The Job: none, at least officially. They are just renting an apartment and making a point on the cost of living in town.

Ratings: 32 million audience. 13th Weekly TV programs, 3rd TV genre show.

In any case, the episode aired in late March 1987 two weeks after the preceding one: the week before this, as it usually happens this time of the year, they started the rerun of the season, beginning with A Special Love and airing both part the same night. When they skip two weeks to begin reruns it’s always a sign the season is drawing to a conclusion. Anyway, it achieved quite high ratings, drawing around 32 million viewers, higher than all the immediate five episodes before it (the last one scoring better was A Night To Remember almost two months ago).
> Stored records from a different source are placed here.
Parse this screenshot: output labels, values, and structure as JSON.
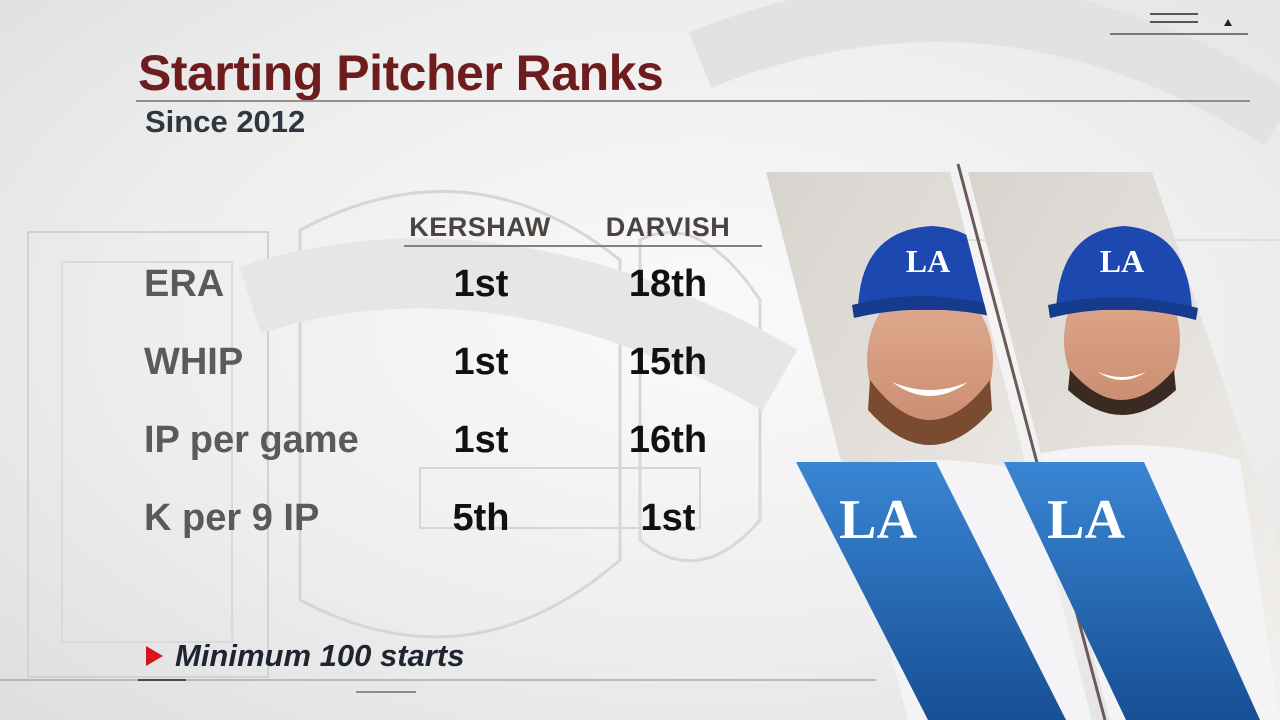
{
  "header": {
    "title": "Starting Pitcher Ranks",
    "subtitle": "Since 2012"
  },
  "table": {
    "columns": [
      "KERSHAW",
      "DARVISH"
    ],
    "rows": [
      {
        "label": "ERA",
        "values": [
          "1st",
          "18th"
        ]
      },
      {
        "label": "WHIP",
        "values": [
          "1st",
          "15th"
        ]
      },
      {
        "label": "IP per game",
        "values": [
          "1st",
          "16th"
        ]
      },
      {
        "label": "K per 9 IP",
        "values": [
          "5th",
          "1st"
        ]
      }
    ]
  },
  "footnote": {
    "text": "Minimum 100 starts"
  },
  "players": [
    {
      "team_logo": "LA",
      "cap_logo": "LA"
    },
    {
      "team_logo": "LA",
      "cap_logo": "LA"
    }
  ],
  "colors": {
    "title": "#6e1d1f",
    "dodger_blue": "#1f66b5",
    "dodger_blue_light": "#3a86d4",
    "accent_red": "#d8141c",
    "rule": "#9a8a88"
  },
  "icons": {
    "footnote_marker": "red-triangle-icon",
    "team_logo": "dodgers-la-logo"
  }
}
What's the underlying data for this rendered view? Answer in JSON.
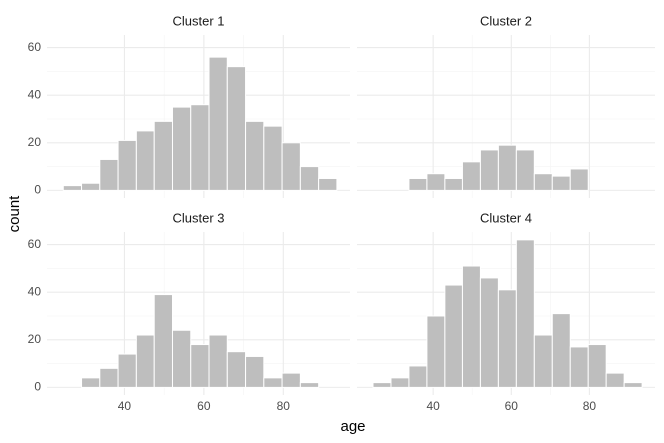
{
  "x_label": "age",
  "y_label": "count",
  "chart_data": [
    {
      "type": "histogram",
      "title": "Cluster 1",
      "color": "#bebebe",
      "grid": true,
      "bins": [
        24.6,
        29.2,
        33.8,
        38.4,
        43.0,
        47.5,
        52.1,
        56.7,
        61.3,
        65.9,
        70.5,
        75.1,
        79.7,
        84.3,
        88.9,
        93.5
      ],
      "values": [
        2,
        3,
        13,
        21,
        25,
        29,
        35,
        36,
        56,
        52,
        29,
        27,
        20,
        10,
        5
      ],
      "xlim": [
        20.5,
        96.8
      ],
      "ylim": [
        -3.2,
        65.3
      ],
      "xticks": [
        40,
        60,
        80
      ],
      "yticks": [
        0,
        20,
        40,
        60
      ]
    },
    {
      "type": "histogram",
      "title": "Cluster 2",
      "color": "#bebebe",
      "grid": true,
      "bins": [
        24.6,
        29.2,
        33.8,
        38.4,
        43.0,
        47.5,
        52.1,
        56.7,
        61.3,
        65.9,
        70.5,
        75.1,
        79.7,
        84.3,
        88.9,
        93.5
      ],
      "values": [
        0,
        0,
        5,
        7,
        5,
        12,
        17,
        19,
        17,
        7,
        6,
        9,
        0,
        0,
        0
      ],
      "xlim": [
        20.5,
        96.8
      ],
      "ylim": [
        -3.2,
        65.3
      ],
      "xticks": [
        40,
        60,
        80
      ],
      "yticks": [
        0,
        20,
        40,
        60
      ]
    },
    {
      "type": "histogram",
      "title": "Cluster 3",
      "color": "#bebebe",
      "grid": true,
      "bins": [
        24.6,
        29.2,
        33.8,
        38.4,
        43.0,
        47.5,
        52.1,
        56.7,
        61.3,
        65.9,
        70.5,
        75.1,
        79.7,
        84.3,
        88.9,
        93.5
      ],
      "values": [
        0,
        4,
        8,
        14,
        22,
        39,
        24,
        18,
        22,
        15,
        13,
        4,
        6,
        2,
        0
      ],
      "xlim": [
        20.5,
        96.8
      ],
      "ylim": [
        -3.2,
        65.3
      ],
      "xticks": [
        40,
        60,
        80
      ],
      "yticks": [
        0,
        20,
        40,
        60
      ]
    },
    {
      "type": "histogram",
      "title": "Cluster 4",
      "color": "#bebebe",
      "grid": true,
      "bins": [
        24.6,
        29.2,
        33.8,
        38.4,
        43.0,
        47.5,
        52.1,
        56.7,
        61.3,
        65.9,
        70.5,
        75.1,
        79.7,
        84.3,
        88.9,
        93.5
      ],
      "values": [
        2,
        4,
        9,
        30,
        43,
        51,
        46,
        41,
        62,
        22,
        31,
        17,
        18,
        6,
        2
      ],
      "xlim": [
        20.5,
        96.8
      ],
      "ylim": [
        -3.2,
        65.3
      ],
      "xticks": [
        40,
        60,
        80
      ],
      "yticks": [
        0,
        20,
        40,
        60
      ]
    }
  ]
}
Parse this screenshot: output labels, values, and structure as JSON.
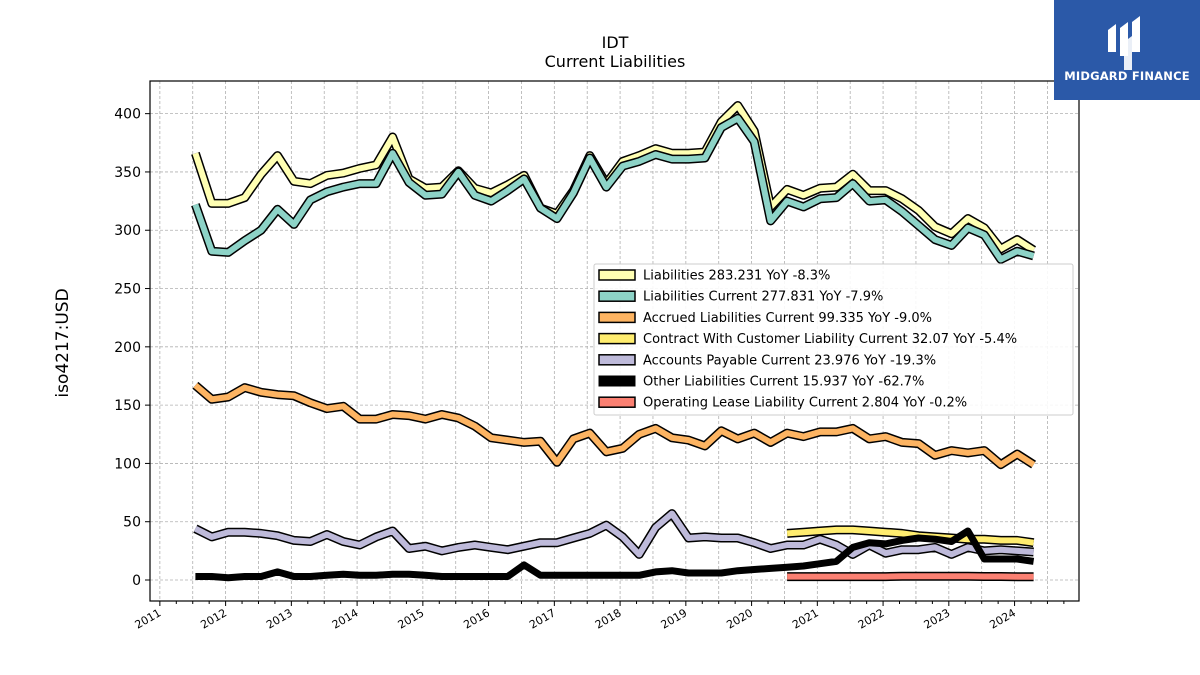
{
  "brand": {
    "name": "MIDGARD FINANCE",
    "logo_icon": "midgard-logo-icon",
    "background": "#2b59a8"
  },
  "chart_data": {
    "type": "line",
    "title": "IDT",
    "subtitle": "Current  Liabilities",
    "xlabel": "",
    "ylabel": "iso4217:USD",
    "xlim": [
      2010.85,
      2024.98
    ],
    "ylim": [
      -18,
      428
    ],
    "x_ticks": [
      "2011",
      "2012",
      "2013",
      "2014",
      "2015",
      "2016",
      "2017",
      "2018",
      "2019",
      "2020",
      "2021",
      "2022",
      "2023",
      "2024"
    ],
    "y_ticks": [
      0,
      50,
      100,
      150,
      200,
      250,
      300,
      350,
      400
    ],
    "grid": true,
    "legend_position": "center-right",
    "series": [
      {
        "name": "Liabilities",
        "legend": "Liabilities  283.231 YoY -8.3%",
        "color": "#ffffb3",
        "width": 6,
        "x": [
          2011.54,
          2011.79,
          2012.04,
          2012.29,
          2012.54,
          2012.79,
          2013.04,
          2013.29,
          2013.54,
          2013.79,
          2014.04,
          2014.29,
          2014.54,
          2014.79,
          2015.04,
          2015.29,
          2015.54,
          2015.79,
          2016.04,
          2016.29,
          2016.54,
          2016.79,
          2017.04,
          2017.29,
          2017.54,
          2017.79,
          2018.04,
          2018.29,
          2018.54,
          2018.79,
          2019.04,
          2019.29,
          2019.54,
          2019.79,
          2020.04,
          2020.29,
          2020.54,
          2020.79,
          2021.04,
          2021.29,
          2021.54,
          2021.79,
          2022.04,
          2022.29,
          2022.54,
          2022.79,
          2023.04,
          2023.29,
          2023.54,
          2023.79,
          2024.04,
          2024.29
        ],
        "y": [
          366,
          323,
          323,
          328,
          348,
          364,
          342,
          340,
          347,
          349,
          353,
          356,
          380,
          344,
          336,
          337,
          351,
          336,
          332,
          339,
          347,
          319,
          314,
          334,
          364,
          340,
          359,
          364,
          370,
          366,
          366,
          367,
          393,
          407,
          385,
          320,
          335,
          330,
          336,
          337,
          348,
          334,
          334,
          327,
          317,
          303,
          297,
          310,
          302,
          284,
          292,
          283
        ]
      },
      {
        "name": "Liabilities Current",
        "legend": "Liabilities Current  277.831 YoY -7.9%",
        "color": "#8dd3c7",
        "width": 6,
        "x": [
          2011.54,
          2011.79,
          2012.04,
          2012.29,
          2012.54,
          2012.79,
          2013.04,
          2013.29,
          2013.54,
          2013.79,
          2014.04,
          2014.29,
          2014.54,
          2014.79,
          2015.04,
          2015.29,
          2015.54,
          2015.79,
          2016.04,
          2016.29,
          2016.54,
          2016.79,
          2017.04,
          2017.29,
          2017.54,
          2017.79,
          2018.04,
          2018.29,
          2018.54,
          2018.79,
          2019.04,
          2019.29,
          2019.54,
          2019.79,
          2020.04,
          2020.29,
          2020.54,
          2020.79,
          2021.04,
          2021.29,
          2021.54,
          2021.79,
          2022.04,
          2022.29,
          2022.54,
          2022.79,
          2023.04,
          2023.29,
          2023.54,
          2023.79,
          2024.04,
          2024.29
        ],
        "y": [
          322,
          282,
          281,
          291,
          300,
          318,
          305,
          326,
          333,
          337,
          340,
          340,
          366,
          341,
          330,
          331,
          350,
          330,
          325,
          334,
          344,
          319,
          310,
          332,
          362,
          337,
          355,
          359,
          365,
          361,
          361,
          362,
          388,
          396,
          376,
          308,
          325,
          320,
          327,
          328,
          340,
          325,
          326,
          316,
          304,
          292,
          287,
          302,
          296,
          275,
          282,
          278
        ]
      },
      {
        "name": "Accrued Liabilities Current",
        "legend": "Accrued Liabilities Current  99.335 YoY -9.0%",
        "color": "#fdb462",
        "width": 6,
        "x": [
          2011.54,
          2011.79,
          2012.04,
          2012.29,
          2012.54,
          2012.79,
          2013.04,
          2013.29,
          2013.54,
          2013.79,
          2014.04,
          2014.29,
          2014.54,
          2014.79,
          2015.04,
          2015.29,
          2015.54,
          2015.79,
          2016.04,
          2016.29,
          2016.54,
          2016.79,
          2017.04,
          2017.29,
          2017.54,
          2017.79,
          2018.04,
          2018.29,
          2018.54,
          2018.79,
          2019.04,
          2019.29,
          2019.54,
          2019.79,
          2020.04,
          2020.29,
          2020.54,
          2020.79,
          2021.04,
          2021.29,
          2021.54,
          2021.79,
          2022.04,
          2022.29,
          2022.54,
          2022.79,
          2023.04,
          2023.29,
          2023.54,
          2023.79,
          2024.04,
          2024.29
        ],
        "y": [
          167,
          155,
          157,
          165,
          161,
          159,
          158,
          152,
          147,
          149,
          138,
          138,
          142,
          141,
          138,
          142,
          139,
          132,
          122,
          120,
          118,
          119,
          101,
          121,
          126,
          110,
          113,
          125,
          130,
          122,
          120,
          115,
          128,
          121,
          126,
          118,
          126,
          123,
          127,
          127,
          130,
          121,
          123,
          118,
          117,
          107,
          111,
          109,
          111,
          99,
          108,
          99
        ]
      },
      {
        "name": "Contract With Customer Liability Current",
        "legend": "Contract With Customer Liability Current  32.07 YoY -5.4%",
        "color": "#ffed6f",
        "width": 6,
        "x": [
          2020.54,
          2020.79,
          2021.04,
          2021.29,
          2021.54,
          2021.79,
          2022.04,
          2022.29,
          2022.54,
          2022.79,
          2023.04,
          2023.29,
          2023.54,
          2023.79,
          2024.04,
          2024.29
        ],
        "y": [
          40,
          41,
          42,
          43,
          43,
          42,
          41,
          40,
          38,
          37,
          36,
          35,
          35,
          34,
          34,
          32
        ]
      },
      {
        "name": "Accounts Payable Current",
        "legend": "Accounts Payable Current  23.976 YoY -19.3%",
        "color": "#bebada",
        "width": 6,
        "x": [
          2011.54,
          2011.79,
          2012.04,
          2012.29,
          2012.54,
          2012.79,
          2013.04,
          2013.29,
          2013.54,
          2013.79,
          2014.04,
          2014.29,
          2014.54,
          2014.79,
          2015.04,
          2015.29,
          2015.54,
          2015.79,
          2016.04,
          2016.29,
          2016.54,
          2016.79,
          2017.04,
          2017.29,
          2017.54,
          2017.79,
          2018.04,
          2018.29,
          2018.54,
          2018.79,
          2019.04,
          2019.29,
          2019.54,
          2019.79,
          2020.04,
          2020.29,
          2020.54,
          2020.79,
          2021.04,
          2021.29,
          2021.54,
          2021.79,
          2022.04,
          2022.29,
          2022.54,
          2022.79,
          2023.04,
          2023.29,
          2023.54,
          2023.79,
          2024.04,
          2024.29
        ],
        "y": [
          44,
          37,
          41,
          41,
          40,
          38,
          34,
          33,
          39,
          33,
          30,
          37,
          42,
          27,
          29,
          25,
          28,
          30,
          28,
          26,
          29,
          32,
          32,
          36,
          40,
          47,
          37,
          22,
          45,
          57,
          36,
          37,
          36,
          36,
          32,
          27,
          30,
          30,
          35,
          30,
          22,
          30,
          23,
          26,
          26,
          28,
          22,
          28,
          25,
          26,
          25,
          24
        ]
      },
      {
        "name": "Other Liabilities Current",
        "legend": "Other Liabilities Current  15.937 YoY -62.7%",
        "color": "#000000",
        "width": 7,
        "x": [
          2011.54,
          2011.79,
          2012.04,
          2012.29,
          2012.54,
          2012.79,
          2013.04,
          2013.29,
          2013.54,
          2013.79,
          2014.04,
          2014.29,
          2014.54,
          2014.79,
          2015.04,
          2015.29,
          2015.54,
          2015.79,
          2016.04,
          2016.29,
          2016.54,
          2016.79,
          2017.04,
          2017.29,
          2017.54,
          2017.79,
          2018.04,
          2018.29,
          2018.54,
          2018.79,
          2019.04,
          2019.29,
          2019.54,
          2019.79,
          2020.04,
          2020.29,
          2020.54,
          2020.79,
          2021.04,
          2021.29,
          2021.54,
          2021.79,
          2022.04,
          2022.29,
          2022.54,
          2022.79,
          2023.04,
          2023.29,
          2023.54,
          2023.79,
          2024.04,
          2024.29
        ],
        "y": [
          3,
          3,
          2,
          3,
          3,
          7,
          3,
          3,
          4,
          5,
          4,
          4,
          5,
          5,
          4,
          3,
          3,
          3,
          3,
          3,
          13,
          4,
          4,
          4,
          4,
          4,
          4,
          4,
          7,
          8,
          6,
          6,
          6,
          8,
          9,
          10,
          11,
          12,
          14,
          16,
          28,
          32,
          31,
          34,
          36,
          35,
          33,
          42,
          18,
          18,
          18,
          16
        ]
      },
      {
        "name": "Operating Lease Liability Current",
        "legend": "Operating Lease Liability Current  2.804 YoY -0.2%",
        "color": "#fb8072",
        "width": 6,
        "x": [
          2020.54,
          2020.79,
          2021.04,
          2021.29,
          2021.54,
          2021.79,
          2022.04,
          2022.29,
          2022.54,
          2022.79,
          2023.04,
          2023.29,
          2023.54,
          2023.79,
          2024.04,
          2024.29
        ],
        "y": [
          2.9,
          2.9,
          2.9,
          2.9,
          2.9,
          2.9,
          2.9,
          3.2,
          3.2,
          3.2,
          3.2,
          3.2,
          3.0,
          3.0,
          2.8,
          2.8
        ]
      }
    ]
  }
}
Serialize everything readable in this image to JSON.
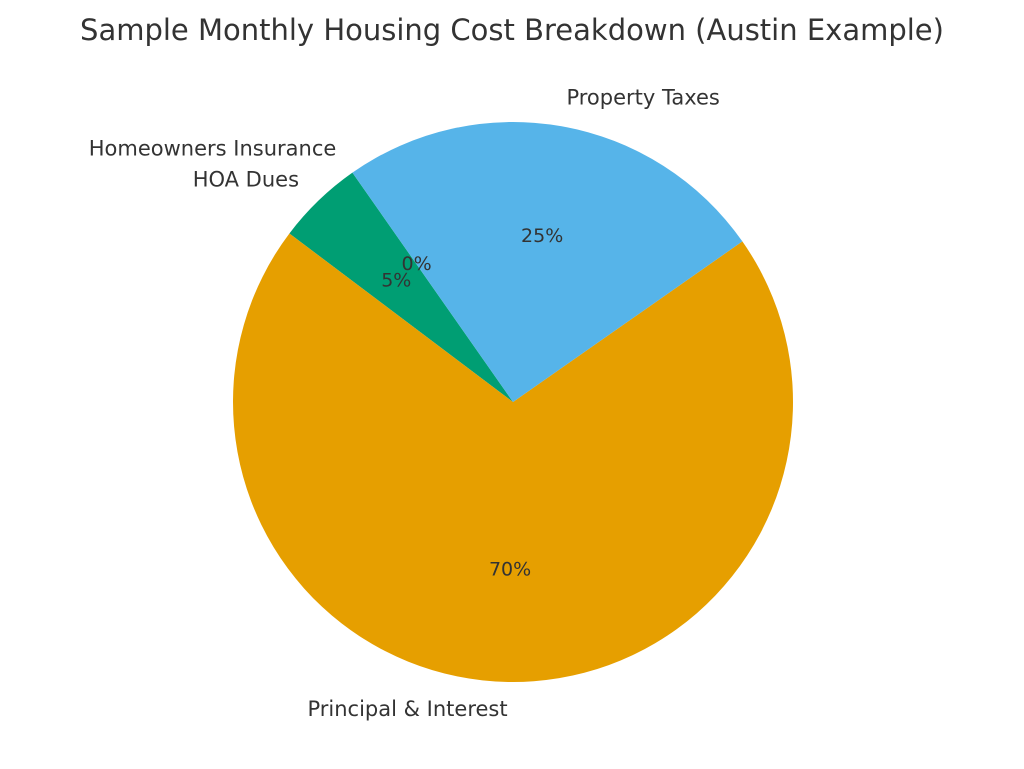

This was quite an improvement, but it would also be the last episode of the entire series to reach such result: the popularity of the series (at least measured by the ratings, not the impact) is sadly about to wear down.

Actually, with the exception of the immediately next show, the rest of the series would never again achieve ratings that high—not even close to these last episodes of the season. That may not sound like an optimist perspective for the future of the series, but there will still be a bunch of successful shows. And the series has more than one season left now.